Nos EUA, o governo federal cedia as terras às ferrovias ou as vendiam a baixo custo, para americanos e imigrantes alargarem as fronteiras econômicas do país. As estradas de ferro uniam as zonas de agropecuária do Oeste aos mercados consumidores do Leste. A operação das empresas ferroviárias – algumas das maiores empresas do mundo até então – requeria financiamentos maciços. Deu margem ao surgimento dos bancos de investimento, bem como à centralização e institucionalização do mercado de capitais, com lançamento de ações na Bolsa de Nova York. Pequenos burgueses, proprietários de terras e negócios próprios, se associavam aos grandes “barões-ladrões” dos trustes e carteis por meio de compra-e-venda das ações no mercado secundário.
Tratou-se de um movimento histórico tão específico a ponto de o tornar um caso único, dificilmente repetível. É, portanto, inapropriado o tomar como modelo a ser copiado sem adaptação como é o desejo do atual tzar do ministério da Economia no Brasil.
Outra lição aprendida com leitura: de acordo com o liberalismo da esquerda norte-americana, o governo da comunidade local age como um escudo contra as políticas do governo federal, durante uma alternância de poder, quando o pêndulo vai mais para o lado de uma pauta retrógada.
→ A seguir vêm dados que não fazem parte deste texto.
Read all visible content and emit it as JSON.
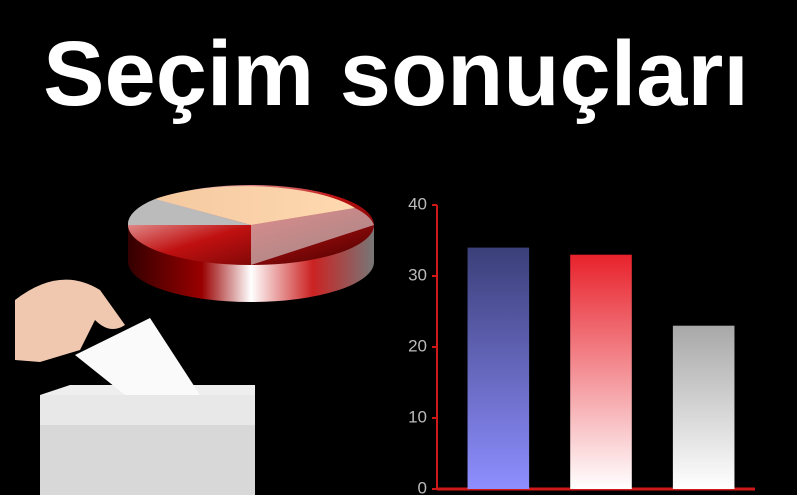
{
  "chart_data": {
    "type": "bar",
    "title": "Seçim sonuçları",
    "categories": [
      null,
      null,
      null
    ],
    "values": [
      34,
      33,
      23
    ],
    "colors": [
      "#3b3f78",
      "#e8222c",
      "#a8a8a8"
    ],
    "ylim": [
      0,
      40
    ],
    "yticks": [
      0,
      10,
      20,
      30,
      40
    ],
    "axis_color": "#d01818"
  }
}
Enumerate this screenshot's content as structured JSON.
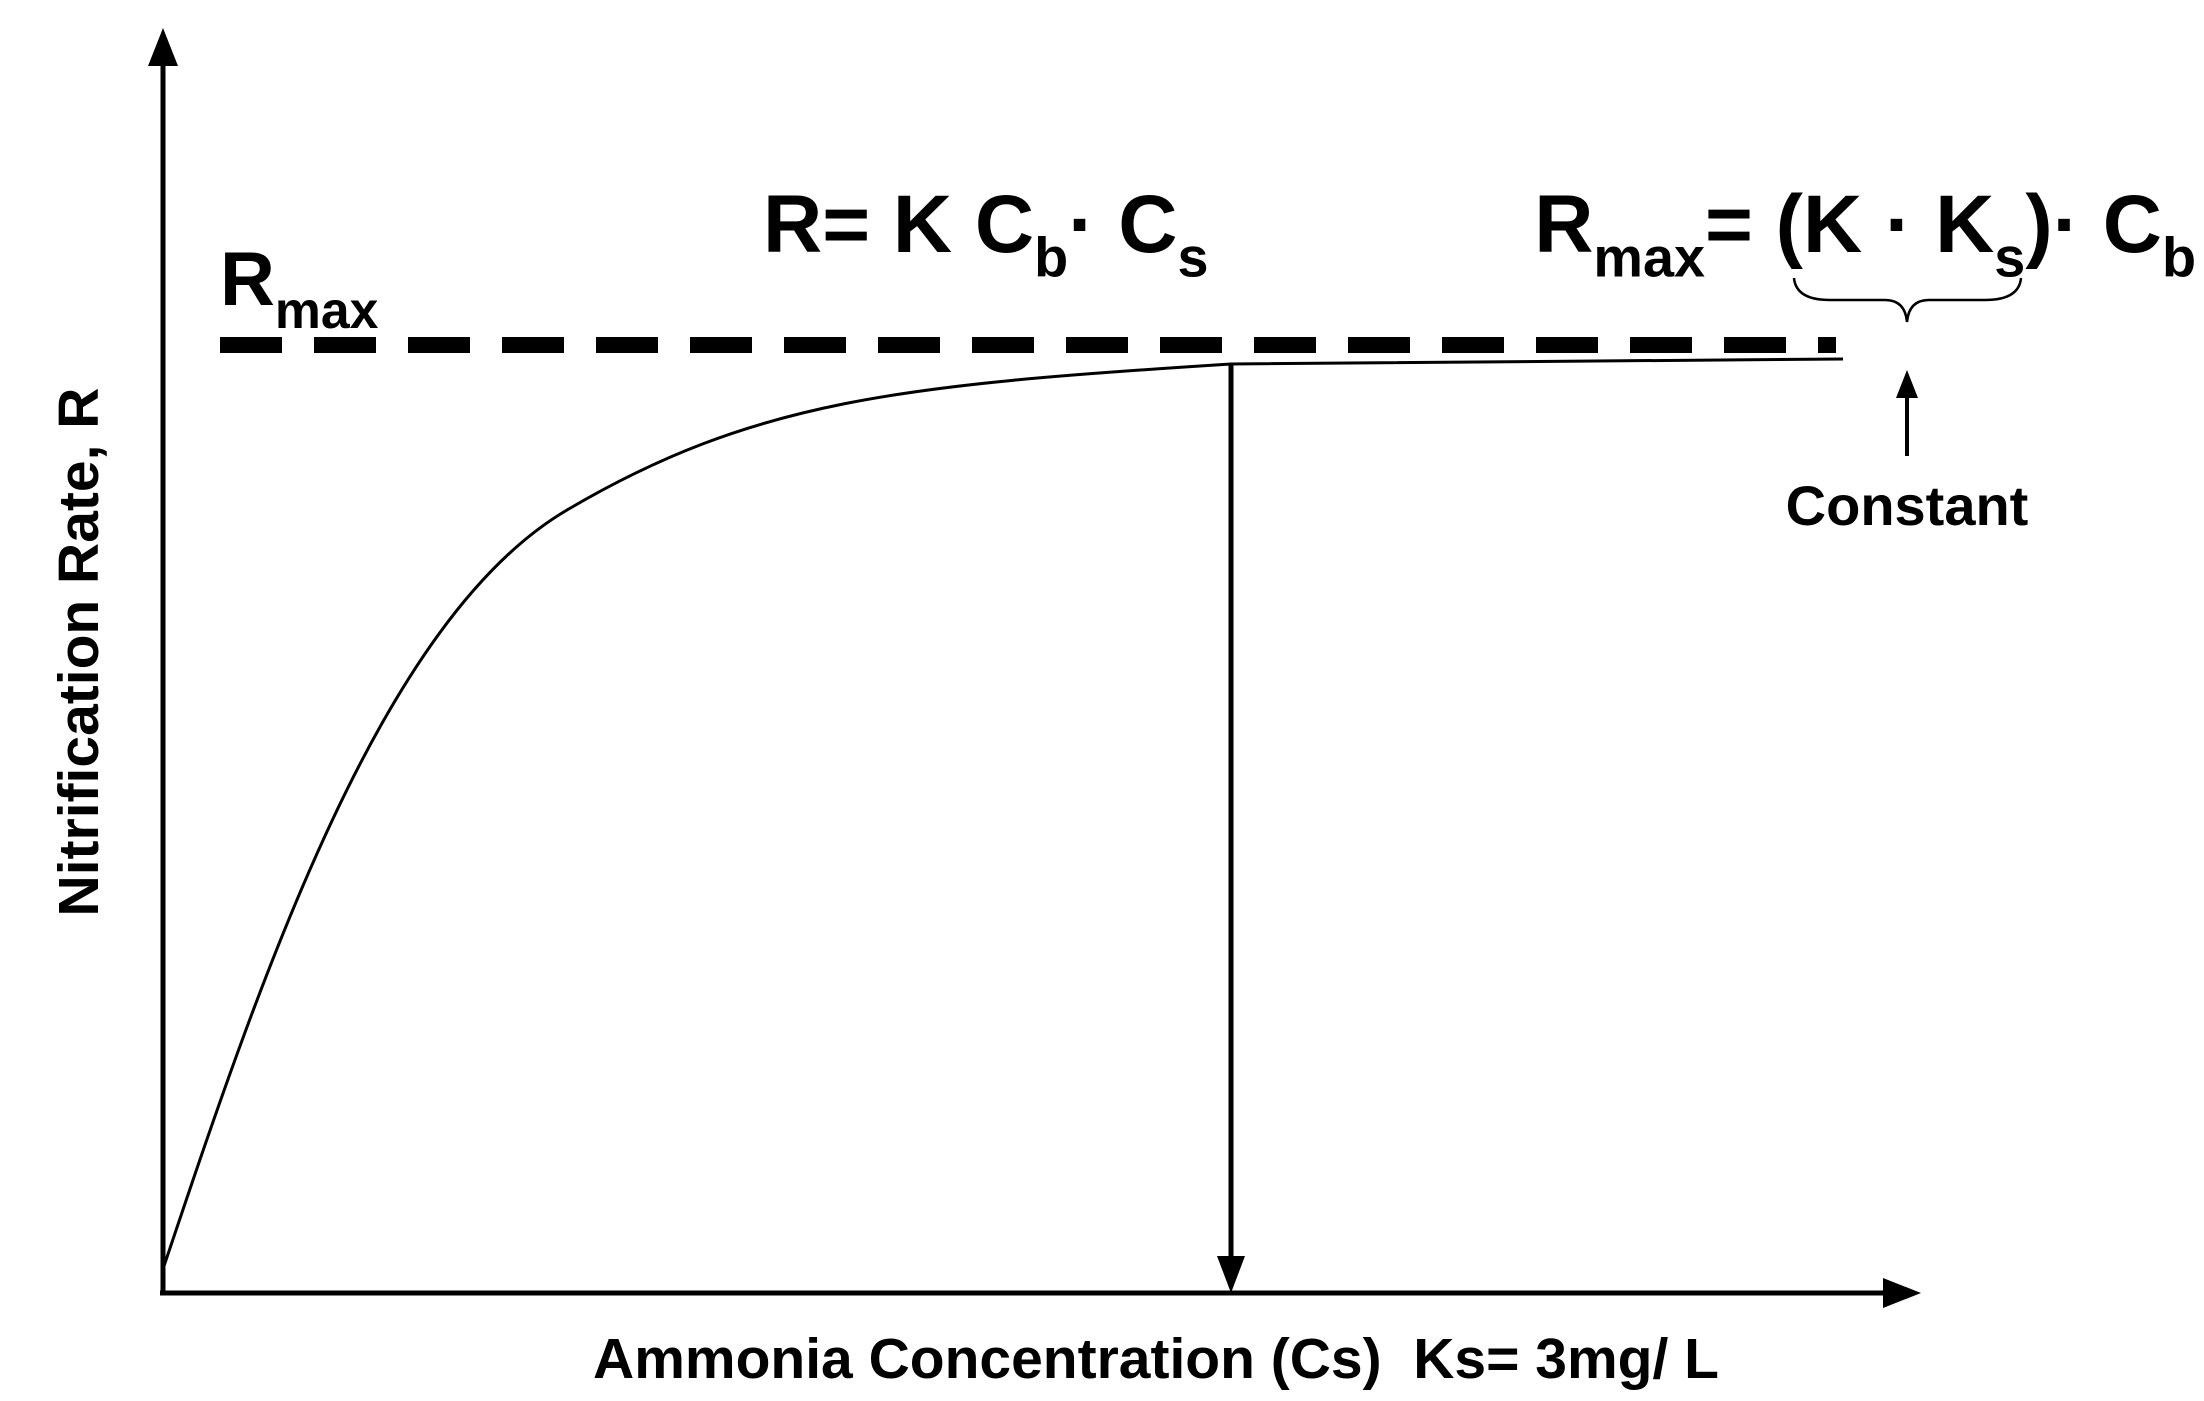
{
  "y_axis_label": "Nitrification Rate, R",
  "x_axis_label": "Ammonia Concentration (Cs)  Ks= 3mg/ L",
  "rmax_label": [
    {
      "text": "R",
      "sub": false
    },
    {
      "text": "max",
      "sub": true
    }
  ],
  "rate_equation": [
    {
      "text": "R= K C",
      "sub": false
    },
    {
      "text": "b",
      "sub": true
    },
    {
      "text": "· C",
      "sub": false
    },
    {
      "text": "s",
      "sub": true
    }
  ],
  "rmax_equation": [
    {
      "text": "R",
      "sub": false
    },
    {
      "text": "max",
      "sub": true
    },
    {
      "text": "= (K · K",
      "sub": false
    },
    {
      "text": "s",
      "sub": true
    },
    {
      "text": ")· C",
      "sub": false
    },
    {
      "text": "b",
      "sub": true
    }
  ],
  "constant_label": "Constant"
}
Ele protege as minorias contra uma possível tirania da maioria dos eleitores, dotados de costumes conservadores, com desejo de os impor aos outros. Serve de anteparo contra o poder federal a ameaçar os cidadãos não aliados.
Por exemplo, no Brasil atual, há o pool (ou consórcio) progressista formado por governadores do Nordeste. No entanto, falta-lhes instrumentos de intervenção econômica significativa. Boa parte deles foram extraídos na primeira onda de “privataria”: a tucana dos anos 90s. Foi quando os bancos estaduais lhes foram expropriados em nome da negociação da dívida pública. Hoje, fazem falta para maior autonomia dos Estados federativos frente ao centralismo do orçamento da União.
Finalmente, outra “luz” recebida recentemente através de leitura: o neoliberalismo tem uma atitude dupla em relação ao Estado. No nível exotérico, quanto a uma doutrina passível de ser ensinada ao grande público e não somente a um grupo seleto de pessoas, a propagação da ideologia populista de direita afirma o Estado necessita ser desprezado. Porém, no nível esotérico, isto é, quando a doutrina é destinada a discípulos particularmente nomeados, para aprofundamento da estratégia real, o Estado deve ser ocupado (“aparelhado”) e instrumentalizado para abrir espaço aos negócios particulares da rede de relacionamentos dos nomeados.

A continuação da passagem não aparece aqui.